Designing for Electromagnetic
Compatibility with Single-Chip Microcontrollers
INTRODUCTION
This application note discusses how to design a single-chip microcontroller application considering electromagnetic compatibility (EMC). Today almost every consumer, automotive, and industrial application has a microcontroller (MCU) inside. More often than not, it will be a low-cost, single-chip MCU. Single-chip MCUs are ideal because of the flexibility and functionality incorporated on one piece of silicon. Typical MCUs have their own CPU, RAM, ROM, and input/output (I/O) ports and can hav customized functions such as analog/digital modules, LCD drivers, on-screen display for television applications, dual-tone multifrequency (DTMF) generators for telephones, AC motor drive circuits, and EEPROM for non-volatile data storage.

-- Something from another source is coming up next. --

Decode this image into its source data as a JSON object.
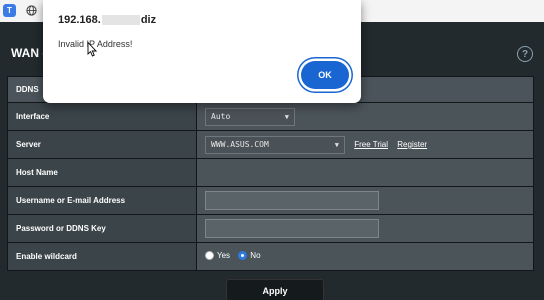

As MCU functionality increases becoming more complex and with market costs being driven lower, MCU producers must reduce their manufacturing costs continually. Reducing the geometries of the on-chip transistors and gates achieves this, and also helps produce MCUs capable of functioning at higher operating frequencies.

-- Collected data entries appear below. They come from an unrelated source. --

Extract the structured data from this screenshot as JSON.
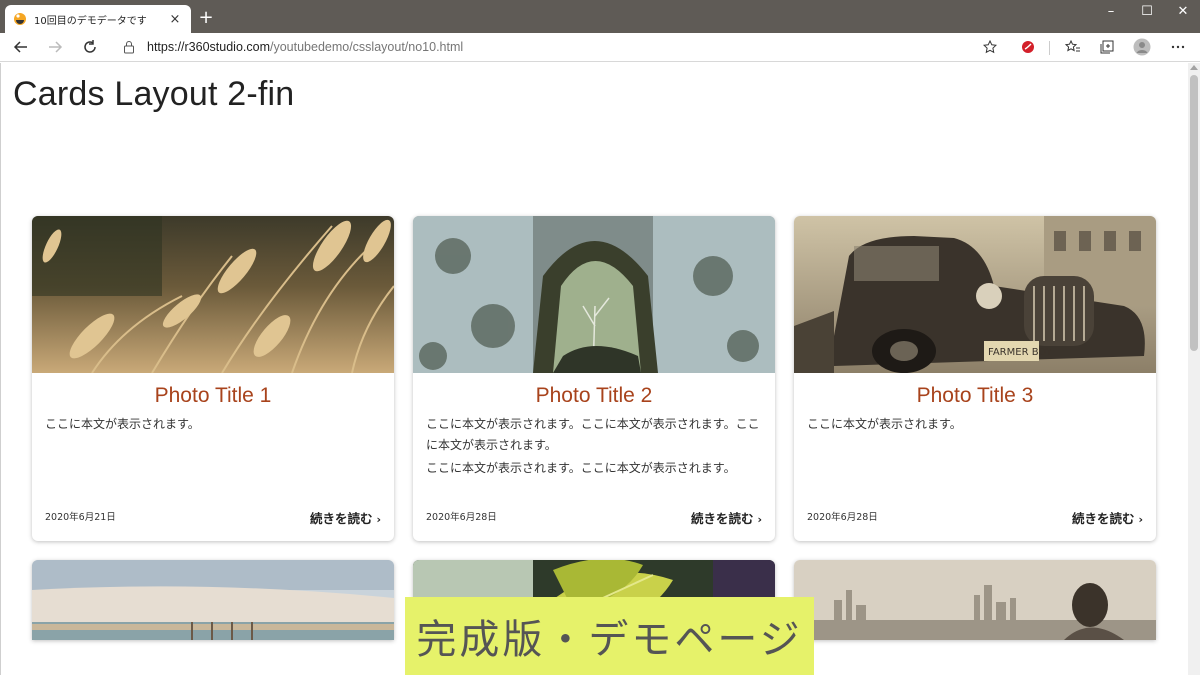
{
  "browser": {
    "tab_title": "10回目のデモデータです",
    "tab_close": "×",
    "new_tab": "+",
    "url_host": "https://r360studio.com",
    "url_path": "/youtubedemo/csslayout/no10.html",
    "window_controls": {
      "minimize": "–",
      "maximize": "☐",
      "close": "✕"
    },
    "icons": [
      "back-icon",
      "forward-icon",
      "refresh-icon",
      "lock-icon",
      "star-icon",
      "extension-icon",
      "favorites-icon",
      "collections-icon",
      "profile-icon",
      "more-icon"
    ]
  },
  "page": {
    "title": "Cards Layout 2-fin",
    "cards": [
      {
        "title": "Photo Title 1",
        "body": [
          "ここに本文が表示されます。"
        ],
        "date": "2020年6月21日",
        "more": "続きを読む",
        "image": "wheat-grass-photo"
      },
      {
        "title": "Photo Title 2",
        "body": [
          "ここに本文が表示されます。ここに本文が表示されます。ここに本文が表示されます。",
          "ここに本文が表示されます。ここに本文が表示されます。"
        ],
        "date": "2020年6月28日",
        "more": "続きを読む",
        "image": "rock-arch-photo"
      },
      {
        "title": "Photo Title 3",
        "body": [
          "ここに本文が表示されます。"
        ],
        "date": "2020年6月28日",
        "more": "続きを読む",
        "image": "vintage-truck-photo"
      }
    ],
    "partial_cards": [
      "beach-pier-photo",
      "green-leaf-photo",
      "city-skyline-photo"
    ]
  },
  "banner": {
    "text": "完成版・デモページ"
  },
  "colors": {
    "accent": "#a8431c",
    "banner_bg": "#e6f26a",
    "tabstrip": "#5f5b56"
  }
}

As a transistor’s gate size is reduced, the transition time decreases, and, according to Fourier Analysis, fast edges on signals produce harmonic signals. These signals, if amplified, can cause emission problems. In a similar vein, if the devices have faster transition times, they can react to faster incoming signals, which can result in a gate being switched because of a high frequency noise spike and a false signal. Most modern MCUs operate with speeds ranging from 2 MHz to 40 MHz, with internal devices having switching speeds from a few nanoseconds to below a nanosecond, making them potential EMC problems.